I was raised on Erle Stanley Gardner’s Perry Mason novels, courtesy of my father, a Mason devotee. And though the mysteries and their inevitable courtroom solution were satisfying, readers never saw Mason change. He was brilliant; he represented good; he always won—but he didn’t evolve. The relationships with the other characters in the novels — his secretary, Della Street, fellow detective Paul Drake and even with the hapless DA, Hamilton Burger — were on one level only and virtually the same in every book. The characters themselves had few, if any, personal crises — there was little discussion of the social or political issues of the day.
Fast forward to today and we see crime writers tackling what Ian Rankin terms “…big moral themes under the guise of whodunits.” He goes on to note that “academe and literary circles might not take the form seriously, but…the crime novel can say as much about human nature and the state of the world as any other branch of writerly endeavour.” I agree with Rankin and it is that element of the genre that in large part drew me back to it, first as a reader, then as a writer.

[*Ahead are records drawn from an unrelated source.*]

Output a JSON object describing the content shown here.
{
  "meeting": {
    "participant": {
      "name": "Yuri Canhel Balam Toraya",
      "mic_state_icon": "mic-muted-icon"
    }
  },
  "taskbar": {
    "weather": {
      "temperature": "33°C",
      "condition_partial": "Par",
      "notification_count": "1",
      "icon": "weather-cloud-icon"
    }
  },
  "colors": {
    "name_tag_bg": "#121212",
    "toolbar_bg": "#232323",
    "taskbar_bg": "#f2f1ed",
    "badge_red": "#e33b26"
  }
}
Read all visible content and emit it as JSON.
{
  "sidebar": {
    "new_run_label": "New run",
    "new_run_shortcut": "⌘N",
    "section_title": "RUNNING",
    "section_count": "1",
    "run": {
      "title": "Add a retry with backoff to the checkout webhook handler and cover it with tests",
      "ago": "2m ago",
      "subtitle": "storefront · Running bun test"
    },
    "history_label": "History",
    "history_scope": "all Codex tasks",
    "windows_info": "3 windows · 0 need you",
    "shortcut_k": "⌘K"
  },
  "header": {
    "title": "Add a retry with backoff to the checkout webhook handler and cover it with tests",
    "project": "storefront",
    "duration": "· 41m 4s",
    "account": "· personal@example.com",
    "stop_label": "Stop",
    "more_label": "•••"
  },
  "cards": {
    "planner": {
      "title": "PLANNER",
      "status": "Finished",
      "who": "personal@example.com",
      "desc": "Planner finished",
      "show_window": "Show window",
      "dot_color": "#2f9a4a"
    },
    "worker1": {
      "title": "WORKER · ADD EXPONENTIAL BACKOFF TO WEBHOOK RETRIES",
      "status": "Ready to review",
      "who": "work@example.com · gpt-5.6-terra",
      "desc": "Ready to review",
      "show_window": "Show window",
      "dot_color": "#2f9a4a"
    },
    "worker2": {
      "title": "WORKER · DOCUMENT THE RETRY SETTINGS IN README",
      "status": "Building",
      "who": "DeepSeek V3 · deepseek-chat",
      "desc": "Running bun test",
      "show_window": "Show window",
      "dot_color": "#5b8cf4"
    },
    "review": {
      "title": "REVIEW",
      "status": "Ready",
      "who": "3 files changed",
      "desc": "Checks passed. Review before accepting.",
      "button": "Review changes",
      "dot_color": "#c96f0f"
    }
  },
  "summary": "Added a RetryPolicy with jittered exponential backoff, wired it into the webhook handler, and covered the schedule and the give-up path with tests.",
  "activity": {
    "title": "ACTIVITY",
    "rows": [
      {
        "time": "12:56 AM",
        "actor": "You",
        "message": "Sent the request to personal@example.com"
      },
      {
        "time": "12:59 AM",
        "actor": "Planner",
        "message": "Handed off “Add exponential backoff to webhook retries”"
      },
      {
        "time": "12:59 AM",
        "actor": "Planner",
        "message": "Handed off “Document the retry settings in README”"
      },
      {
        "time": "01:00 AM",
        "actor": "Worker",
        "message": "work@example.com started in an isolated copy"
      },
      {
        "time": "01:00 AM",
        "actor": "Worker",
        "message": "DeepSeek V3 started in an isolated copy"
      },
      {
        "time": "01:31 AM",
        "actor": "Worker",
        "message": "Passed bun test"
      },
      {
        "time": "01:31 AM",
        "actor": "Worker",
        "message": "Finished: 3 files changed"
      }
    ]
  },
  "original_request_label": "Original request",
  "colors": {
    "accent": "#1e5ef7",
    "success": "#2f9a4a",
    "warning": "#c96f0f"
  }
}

In Dead Air, the second of the Cullen and Cobb mysteries, we see the novel’s central characters somewhat at odds with one another, mainly because of their opposing views of the world. Cullen, the left-leaning progressive, finds it distasteful that the pragmatic, conservative-minded Cobb has agreed to work as a bodyguard for a right-wing media personality. And while Cobb may not share some of the extreme views of his client, particularly as they relate to the requisite intolerance of so many of that stripe, the two investigators are, for a time at least, definitely not on the same page. And we see the evolving and deepening relationship between Cullen and Jill Sawley and her daughter, Kyla. Kyla’s struggles with Crohn’s disease also form part of the unfolding story. And while there is clearly a whodunit aspect to the novel — actually there are two, it is a mystery after all — it is the personal, political, and social elements, along with the layered facets of relationships that mirror real life, which make the Cullen and Cobb novels so much more interesting for me and I hope for readers too.